The Significance of Systemic Immune-Inflammatory Index and Platelet-Neutrophil Ratio on Early Mortality in Septic Shock Patients and their Association with Vitamin D and Parathyroid Hormone Ratio
DOI:
https://doi.org/10.32552/2022.ActaMedica.856Keywords:
sepsis, vitamin D, parathyroid hormone, mortality, systemic immune-inflammatory index, platelet-to-neutrophil ratioAbstract
Objectives: Sepsis is a life-threatening organ dysfunction characterized by complex pro-inflammatory and anti-inflammatory processes. Vitamin D deficiency is frequently observed in sepsis and associated with worse outcomes. We aimed to evaluate the effect of vitamin D-to-PTH ratio, systemic immune-inflammatory index (SII), and platelet-to-neutrophil ratio (PNR) on mortality in septic shock patients with vitamin D deficiency and insufficiency.

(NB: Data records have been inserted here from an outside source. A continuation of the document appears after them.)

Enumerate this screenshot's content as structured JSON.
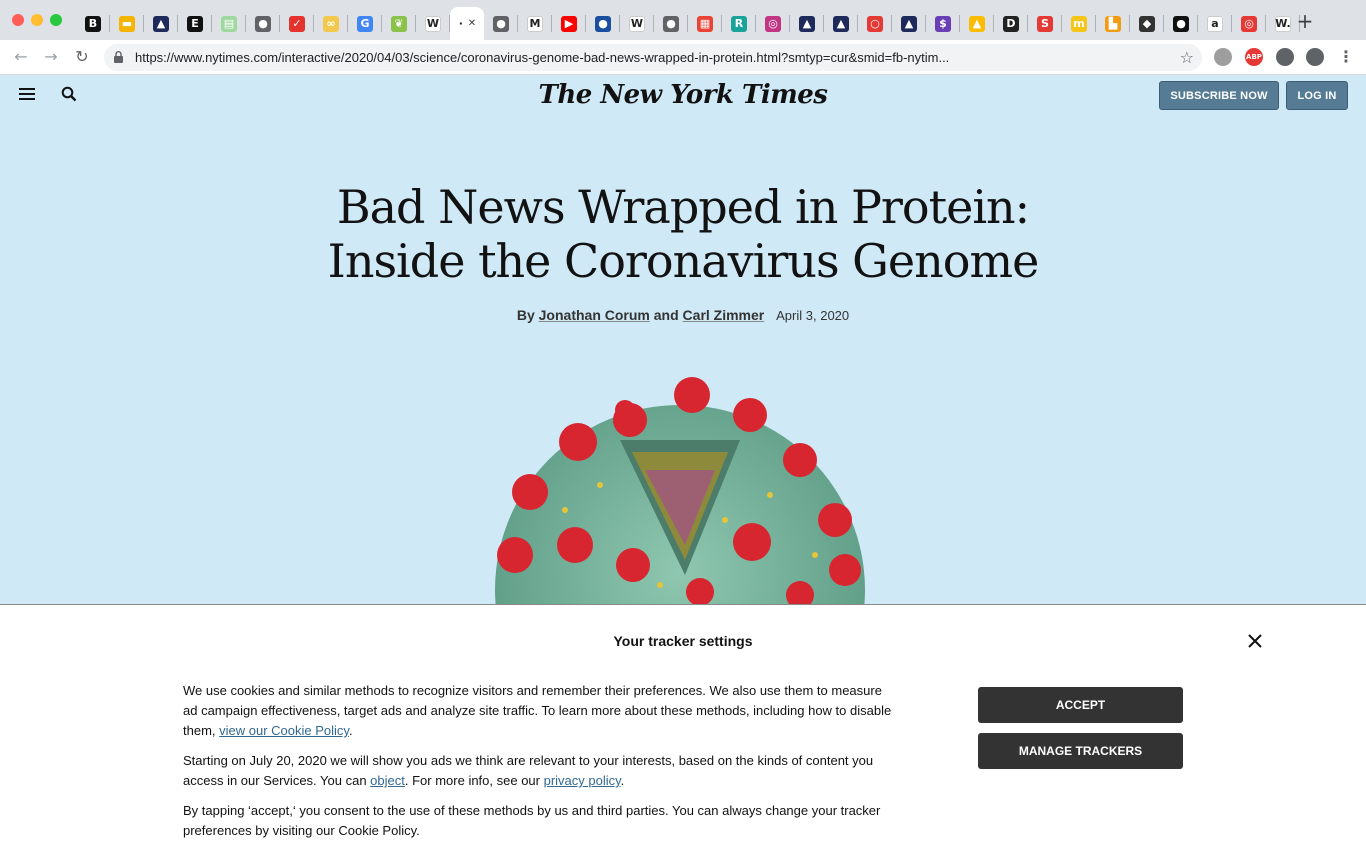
{
  "browser": {
    "url": "https://www.nytimes.com/interactive/2020/04/03/science/coronavirus-genome-bad-news-wrapped-in-protein.html?smtyp=cur&smid=fb-nytim...",
    "tabs": [
      {
        "icon": "b-icon",
        "color": "#111111",
        "glyph": "B"
      },
      {
        "icon": "slides-icon",
        "color": "#f4b400",
        "glyph": "▬"
      },
      {
        "icon": "mountain-icon",
        "color": "#1e2a5a",
        "glyph": "▲"
      },
      {
        "icon": "e-icon",
        "color": "#111111",
        "glyph": "E"
      },
      {
        "icon": "sheets-icon",
        "color": "#9fd8a0",
        "glyph": "▤"
      },
      {
        "icon": "globe-icon",
        "color": "#5f6368",
        "glyph": "●"
      },
      {
        "icon": "pocket-icon",
        "color": "#e5322d",
        "glyph": "✓"
      },
      {
        "icon": "cc-icon",
        "color": "#f2c94c",
        "glyph": "∞"
      },
      {
        "icon": "google-icon",
        "color": "#4285f4",
        "glyph": "G"
      },
      {
        "icon": "leaf-icon",
        "color": "#8bc34a",
        "glyph": "❦"
      },
      {
        "icon": "wikipedia-icon",
        "color": "#ffffff",
        "glyph": "W"
      },
      {
        "icon": "loading-icon",
        "color": "#ffffff",
        "glyph": "·",
        "active": true
      },
      {
        "icon": "globe-icon",
        "color": "#5f6368",
        "glyph": "●"
      },
      {
        "icon": "medium-icon",
        "color": "#ffffff",
        "glyph": "M"
      },
      {
        "icon": "youtube-icon",
        "color": "#ff0000",
        "glyph": "▶"
      },
      {
        "icon": "circle-icon",
        "color": "#1a4fa0",
        "glyph": "●"
      },
      {
        "icon": "wikipedia-icon",
        "color": "#ffffff",
        "glyph": "W"
      },
      {
        "icon": "globe-icon",
        "color": "#5f6368",
        "glyph": "●"
      },
      {
        "icon": "grid-icon",
        "color": "#ea4335",
        "glyph": "▦"
      },
      {
        "icon": "r-icon",
        "color": "#1aa39a",
        "glyph": "R"
      },
      {
        "icon": "instagram-icon",
        "color": "#c13584",
        "glyph": "◎"
      },
      {
        "icon": "mountain-icon",
        "color": "#1e2a5a",
        "glyph": "▲"
      },
      {
        "icon": "mountain-icon",
        "color": "#1e2a5a",
        "glyph": "▲"
      },
      {
        "icon": "ring-icon",
        "color": "#e53935",
        "glyph": "○"
      },
      {
        "icon": "mountain-icon",
        "color": "#1e2a5a",
        "glyph": "▲"
      },
      {
        "icon": "s-circle-icon",
        "color": "#6a3fb5",
        "glyph": "$"
      },
      {
        "icon": "drive-icon",
        "color": "#fbbc04",
        "glyph": "▲"
      },
      {
        "icon": "d-icon",
        "color": "#222222",
        "glyph": "D"
      },
      {
        "icon": "s-icon",
        "color": "#e53935",
        "glyph": "S"
      },
      {
        "icon": "m-icon",
        "color": "#f5c518",
        "glyph": "m"
      },
      {
        "icon": "blocks-icon",
        "color": "#f39c12",
        "glyph": "▙"
      },
      {
        "icon": "diamond-icon",
        "color": "#333333",
        "glyph": "◆"
      },
      {
        "icon": "black-circle-icon",
        "color": "#111111",
        "glyph": "●"
      },
      {
        "icon": "amazon-icon",
        "color": "#ffffff",
        "glyph": "a"
      },
      {
        "icon": "target-icon",
        "color": "#e53935",
        "glyph": "◎"
      },
      {
        "icon": "w-icon",
        "color": "#ffffff",
        "glyph": "W."
      }
    ],
    "new_tab_glyph": "+",
    "extensions": [
      {
        "icon": "cylinder-icon",
        "color": "#9e9e9e",
        "glyph": ""
      },
      {
        "icon": "adblock-icon",
        "color": "#e53935",
        "glyph": "ABP"
      },
      {
        "icon": "puzzle-icon",
        "color": "#5f6368",
        "glyph": ""
      },
      {
        "icon": "profile-icon",
        "color": "#5f6368",
        "glyph": ""
      }
    ]
  },
  "header": {
    "masthead": "The New York Times",
    "subscribe_label": "SUBSCRIBE NOW",
    "login_label": "LOG IN"
  },
  "article": {
    "headline_line1": "Bad News Wrapped in Protein:",
    "headline_line2": "Inside the Coronavirus Genome",
    "by": "By",
    "author1": "Jonathan Corum",
    "and": "and",
    "author2": "Carl Zimmer",
    "date": "April 3, 2020"
  },
  "tracker_modal": {
    "title": "Your tracker settings",
    "p1_text": "We use cookies and similar methods to recognize visitors and remember their preferences. We also use them to measure ad campaign effectiveness, target ads and analyze site traffic. To learn more about these methods, including how to disable them, ",
    "p1_link": "view our Cookie Policy",
    "p1_end": ".",
    "p2_text": "Starting on July 20, 2020 we will show you ads we think are relevant to your interests, based on the kinds of content you access in our Services. You can ",
    "p2_link1": "object",
    "p2_mid": ". For more info, see our ",
    "p2_link2": "privacy policy",
    "p2_end": ".",
    "p3_text": "By tapping ‘accept,‘ you consent to the use of these methods by us and third parties. You can always change your tracker preferences by visiting our Cookie Policy.",
    "accept_label": "ACCEPT",
    "manage_label": "MANAGE TRACKERS"
  },
  "colors": {
    "page_bg": "#cfe9f7",
    "header_button": "#567b95",
    "cta": "#333333",
    "link": "#326891"
  }
}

Material and methods: In this cross-sectional study, vitamin D insufficiency was defined as vitamin D levels between 12-20 ng/ml and vitamin D deficiency as < 12 ng/ml. The SII is calculated by multiplying the neutrophil count with the platelet count and dividing the result by the lymphocyte count (N*P/L), and the PNR is calculated by dividing the platelet count by the neutrophil count (P/N). We used receiver operating curve (ROC) analysis, logistic regression analysis, and Kaplan-Meier survival analysis to determine the association between SII, PNR, vitamin D deficiency, vitamin D-to-PTH ratio and early mortality within 7-days.
Results: This study consisted of 39 patients with septic shock. While 11(28%) of patients had vitamin D insufficiency, 28(72%) had vitamin D deficiency. Vitamin D insufficiency was associated with higher levels of SII and PNR than vitamin D deficiency. ROC analysis showed that 0.077 and 67 are cut-off values with the highest sensitivity and specificity for the vitamin D-to-PTH ratio (AUC: 0.77, p=0.01) and SII (AUC: 0.78, p=0.008) to predict early mortality. Both cut-off values were significantly associated with mortality in logistic regression analysis. SII higher than 67 and vitamin D-to-PTH ratio higher than 0.077 were associated with survival in 7-days (91% vs. 60%, p=0.004, and 91% vs. 63%, p=0.006, respectively).
Conclusion: SII was significantly suppressed in patients with vitamin D deficiency which was associated with increased mortality in septic shock. In addition, the decreased level of vitamin D-to-PTH ratio, which could be an indicator of immune balance, may be associated with early mortality in the intensive care unit.